# Bindings for Warpig, Mercury and Branch Manager



## Phedder (Sep 13, 2014)

Cartel Ltd as in with the Diode high back? I'm surprised you feel you actually _need_ something more responsive for any of those boards. I run Pilots on my Warpig and have also used regular Cartels with no issues. Demo'd the Branch Manager with Malavitas and that felt like a good match. Really none of those boards are that stiff or hard to turn. Maybe you need a different feeling all together, like Nows or Flows.


----------



## jstar (Sep 21, 2016)

Phedder said:


> Cartel Ltd as in with the Diode high back? I'm surprised you feel you actually _need_ something more responsive for any of those boards. I run Pilots on my Warpig and have also used regular Cartels with no issues. Demo'd the Branch Manager with Malavitas and that felt like a good match. Really none of those boards are that stiff or hard to turn. Maybe you need a different feeling all together, like Nows or Flows.

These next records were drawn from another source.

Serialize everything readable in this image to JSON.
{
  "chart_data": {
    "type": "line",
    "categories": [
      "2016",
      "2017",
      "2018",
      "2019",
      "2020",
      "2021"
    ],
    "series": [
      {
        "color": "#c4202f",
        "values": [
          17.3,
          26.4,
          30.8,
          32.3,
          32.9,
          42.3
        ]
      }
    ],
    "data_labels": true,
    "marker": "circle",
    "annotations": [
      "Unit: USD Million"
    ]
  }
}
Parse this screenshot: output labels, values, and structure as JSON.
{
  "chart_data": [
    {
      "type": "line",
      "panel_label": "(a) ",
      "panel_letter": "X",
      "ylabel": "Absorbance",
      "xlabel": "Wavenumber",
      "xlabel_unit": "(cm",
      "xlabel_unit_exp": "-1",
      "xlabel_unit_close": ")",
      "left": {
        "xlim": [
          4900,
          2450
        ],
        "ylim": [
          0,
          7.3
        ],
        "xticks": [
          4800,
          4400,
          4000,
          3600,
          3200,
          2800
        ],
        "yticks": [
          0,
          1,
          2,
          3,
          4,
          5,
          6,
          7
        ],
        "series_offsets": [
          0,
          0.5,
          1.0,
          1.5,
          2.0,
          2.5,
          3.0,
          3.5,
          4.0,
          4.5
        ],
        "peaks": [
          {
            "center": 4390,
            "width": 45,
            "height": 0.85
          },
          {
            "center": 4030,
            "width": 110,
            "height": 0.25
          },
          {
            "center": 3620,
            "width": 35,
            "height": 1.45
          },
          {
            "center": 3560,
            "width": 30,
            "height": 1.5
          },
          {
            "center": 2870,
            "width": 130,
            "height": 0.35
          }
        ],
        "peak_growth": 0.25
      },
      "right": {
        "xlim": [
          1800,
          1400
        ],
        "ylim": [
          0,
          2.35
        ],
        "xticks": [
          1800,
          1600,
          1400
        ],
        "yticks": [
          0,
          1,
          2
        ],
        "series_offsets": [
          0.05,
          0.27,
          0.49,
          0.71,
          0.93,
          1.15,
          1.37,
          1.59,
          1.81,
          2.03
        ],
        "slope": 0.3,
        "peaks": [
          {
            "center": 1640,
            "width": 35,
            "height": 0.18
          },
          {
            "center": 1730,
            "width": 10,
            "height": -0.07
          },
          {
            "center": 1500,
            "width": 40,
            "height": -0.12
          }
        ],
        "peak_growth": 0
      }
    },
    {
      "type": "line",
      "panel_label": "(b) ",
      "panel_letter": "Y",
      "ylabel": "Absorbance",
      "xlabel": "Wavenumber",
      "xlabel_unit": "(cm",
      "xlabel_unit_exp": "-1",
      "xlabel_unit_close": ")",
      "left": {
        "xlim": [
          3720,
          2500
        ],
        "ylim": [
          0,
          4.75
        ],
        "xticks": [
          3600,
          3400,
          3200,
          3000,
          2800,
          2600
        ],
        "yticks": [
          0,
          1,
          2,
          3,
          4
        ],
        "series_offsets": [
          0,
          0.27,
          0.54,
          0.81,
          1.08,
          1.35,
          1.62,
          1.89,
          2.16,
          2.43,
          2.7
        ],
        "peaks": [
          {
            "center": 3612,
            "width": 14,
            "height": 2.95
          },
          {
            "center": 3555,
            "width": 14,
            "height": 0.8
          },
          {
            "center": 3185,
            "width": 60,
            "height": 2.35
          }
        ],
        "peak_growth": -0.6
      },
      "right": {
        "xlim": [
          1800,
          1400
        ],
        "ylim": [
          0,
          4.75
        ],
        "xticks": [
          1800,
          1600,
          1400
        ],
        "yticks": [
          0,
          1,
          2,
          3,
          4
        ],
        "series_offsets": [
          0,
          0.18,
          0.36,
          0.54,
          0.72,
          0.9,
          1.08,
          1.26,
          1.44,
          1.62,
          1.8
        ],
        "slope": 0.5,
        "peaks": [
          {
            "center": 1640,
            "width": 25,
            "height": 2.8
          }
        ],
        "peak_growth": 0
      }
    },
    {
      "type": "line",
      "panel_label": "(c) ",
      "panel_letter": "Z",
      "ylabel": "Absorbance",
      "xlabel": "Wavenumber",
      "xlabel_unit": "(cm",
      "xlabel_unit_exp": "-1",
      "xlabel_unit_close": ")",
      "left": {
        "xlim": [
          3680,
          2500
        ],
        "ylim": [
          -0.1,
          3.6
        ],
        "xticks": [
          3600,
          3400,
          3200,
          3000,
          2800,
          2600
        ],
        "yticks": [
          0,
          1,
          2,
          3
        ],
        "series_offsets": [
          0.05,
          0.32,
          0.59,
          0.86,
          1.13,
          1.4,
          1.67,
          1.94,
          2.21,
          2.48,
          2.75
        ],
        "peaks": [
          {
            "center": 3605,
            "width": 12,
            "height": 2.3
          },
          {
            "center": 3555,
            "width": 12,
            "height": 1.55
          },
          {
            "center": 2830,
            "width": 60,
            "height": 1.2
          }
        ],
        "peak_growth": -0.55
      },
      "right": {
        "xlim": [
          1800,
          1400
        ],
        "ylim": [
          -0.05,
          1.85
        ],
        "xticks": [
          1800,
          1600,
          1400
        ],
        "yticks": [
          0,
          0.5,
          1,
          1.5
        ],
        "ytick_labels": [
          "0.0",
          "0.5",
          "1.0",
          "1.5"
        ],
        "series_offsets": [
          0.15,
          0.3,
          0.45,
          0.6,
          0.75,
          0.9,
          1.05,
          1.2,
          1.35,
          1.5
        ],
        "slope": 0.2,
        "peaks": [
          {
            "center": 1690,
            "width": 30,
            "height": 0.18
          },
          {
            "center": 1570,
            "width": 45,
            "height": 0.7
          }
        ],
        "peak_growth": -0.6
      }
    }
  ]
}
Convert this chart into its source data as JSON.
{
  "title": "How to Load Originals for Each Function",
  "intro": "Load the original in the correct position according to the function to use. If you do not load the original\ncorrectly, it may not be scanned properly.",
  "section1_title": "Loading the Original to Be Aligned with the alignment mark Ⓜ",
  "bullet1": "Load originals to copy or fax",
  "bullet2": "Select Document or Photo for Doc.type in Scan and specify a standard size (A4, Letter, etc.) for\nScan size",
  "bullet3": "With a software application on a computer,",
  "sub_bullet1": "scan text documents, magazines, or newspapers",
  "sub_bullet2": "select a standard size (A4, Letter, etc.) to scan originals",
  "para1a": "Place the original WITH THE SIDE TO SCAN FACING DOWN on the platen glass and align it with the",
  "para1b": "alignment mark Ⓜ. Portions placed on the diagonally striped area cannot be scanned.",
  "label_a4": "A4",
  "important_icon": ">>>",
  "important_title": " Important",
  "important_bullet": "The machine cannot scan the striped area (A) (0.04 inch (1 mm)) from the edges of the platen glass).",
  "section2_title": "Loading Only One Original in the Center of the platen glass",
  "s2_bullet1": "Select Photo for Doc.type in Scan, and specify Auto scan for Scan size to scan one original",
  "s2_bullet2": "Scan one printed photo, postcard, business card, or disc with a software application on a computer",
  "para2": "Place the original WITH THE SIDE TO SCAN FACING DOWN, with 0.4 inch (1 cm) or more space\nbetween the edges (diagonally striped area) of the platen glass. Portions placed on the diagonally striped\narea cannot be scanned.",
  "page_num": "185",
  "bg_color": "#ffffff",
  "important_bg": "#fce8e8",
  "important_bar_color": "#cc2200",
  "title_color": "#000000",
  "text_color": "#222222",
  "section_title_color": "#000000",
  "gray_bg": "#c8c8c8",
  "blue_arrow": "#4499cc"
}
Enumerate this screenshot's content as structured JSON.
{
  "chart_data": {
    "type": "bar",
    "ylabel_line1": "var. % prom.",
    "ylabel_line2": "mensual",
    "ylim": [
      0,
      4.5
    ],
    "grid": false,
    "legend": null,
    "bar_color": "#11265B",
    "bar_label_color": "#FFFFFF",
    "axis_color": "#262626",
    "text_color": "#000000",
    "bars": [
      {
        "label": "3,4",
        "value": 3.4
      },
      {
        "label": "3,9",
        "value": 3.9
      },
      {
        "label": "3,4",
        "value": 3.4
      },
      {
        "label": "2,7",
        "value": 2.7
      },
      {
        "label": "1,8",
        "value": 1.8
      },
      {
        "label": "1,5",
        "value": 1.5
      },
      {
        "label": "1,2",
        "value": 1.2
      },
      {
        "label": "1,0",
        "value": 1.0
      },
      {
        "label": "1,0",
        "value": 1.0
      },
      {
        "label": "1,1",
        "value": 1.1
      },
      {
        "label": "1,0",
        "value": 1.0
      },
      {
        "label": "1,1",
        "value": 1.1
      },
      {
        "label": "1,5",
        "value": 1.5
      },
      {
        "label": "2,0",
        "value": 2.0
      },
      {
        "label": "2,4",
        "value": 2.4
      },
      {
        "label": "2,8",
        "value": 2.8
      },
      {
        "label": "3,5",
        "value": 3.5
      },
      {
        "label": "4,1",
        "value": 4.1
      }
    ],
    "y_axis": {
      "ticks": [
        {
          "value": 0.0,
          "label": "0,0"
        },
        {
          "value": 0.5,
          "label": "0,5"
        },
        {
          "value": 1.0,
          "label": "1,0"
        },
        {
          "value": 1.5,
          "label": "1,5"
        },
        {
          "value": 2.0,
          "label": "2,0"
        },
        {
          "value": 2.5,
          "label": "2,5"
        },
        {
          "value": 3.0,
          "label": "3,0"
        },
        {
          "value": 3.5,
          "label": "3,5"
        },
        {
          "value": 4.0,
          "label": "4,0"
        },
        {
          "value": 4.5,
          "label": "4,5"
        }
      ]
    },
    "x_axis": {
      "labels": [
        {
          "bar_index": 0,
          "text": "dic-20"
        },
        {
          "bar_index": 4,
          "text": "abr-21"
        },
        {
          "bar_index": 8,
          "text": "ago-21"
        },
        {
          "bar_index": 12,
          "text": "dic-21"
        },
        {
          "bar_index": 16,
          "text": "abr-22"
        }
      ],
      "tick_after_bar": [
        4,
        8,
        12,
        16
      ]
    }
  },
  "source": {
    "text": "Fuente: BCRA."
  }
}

I'll have to add at least one set this year. 

Pilots keep coming up in discussions involving the warping, so I'll add them to my list. You prefer them over the cartels?


----------



## zc1 (Feb 20, 2017)

I run Targas on the Mercury. The adjustable ankle strap lets you dial in the level of response that you want. I leave the strap in the middle position and it's plenty. Katanas would be fine. Pilots would be fine. Also surprised that Cartel ltd. didn't seem responsive enough. What position did you run the ankle strap in?


----------



## jstar (Sep 21, 2016)

zc1 said:


> I run Targas on the Mercury. The adjustable ankle strap lets you dial in the level of response that you want. I leave the strap in the middle position and it's plenty. Katanas would be fine. Pilots would be fine. Also surprised that Cartel ltd. didn't seem responsive enough. What position did you run the ankle strap in?


Good point regarding the ankle strap, it's in the middle, but I'll bump it up and see how it feels.

I've been using similar feel bindings for the last few years and I guess i just want to pickup something different that I could try out on all 3.


----------



## Phedder (Sep 13, 2014)

jstar said:


> I'll have to add at least one set this year.
> 
> Pilots keep coming up in discussions involving the warping, so I'll add them to my list. You prefer them over the cartels?


Absolutely prefer them, though they do have hammock straps and get-a-grip toe caps on them :grin: I like the Skate Tech and how it drives a board, I also like the massively cushy footbed and the different durometer bushings to adjust the ride as well. 

That said, I'd happily ride Cartels on pretty much any board out there, and did for quite a while.


----------



## linvillegorge (Jul 6, 2009)

Just get some Flux TMs and throw away everything else.


----------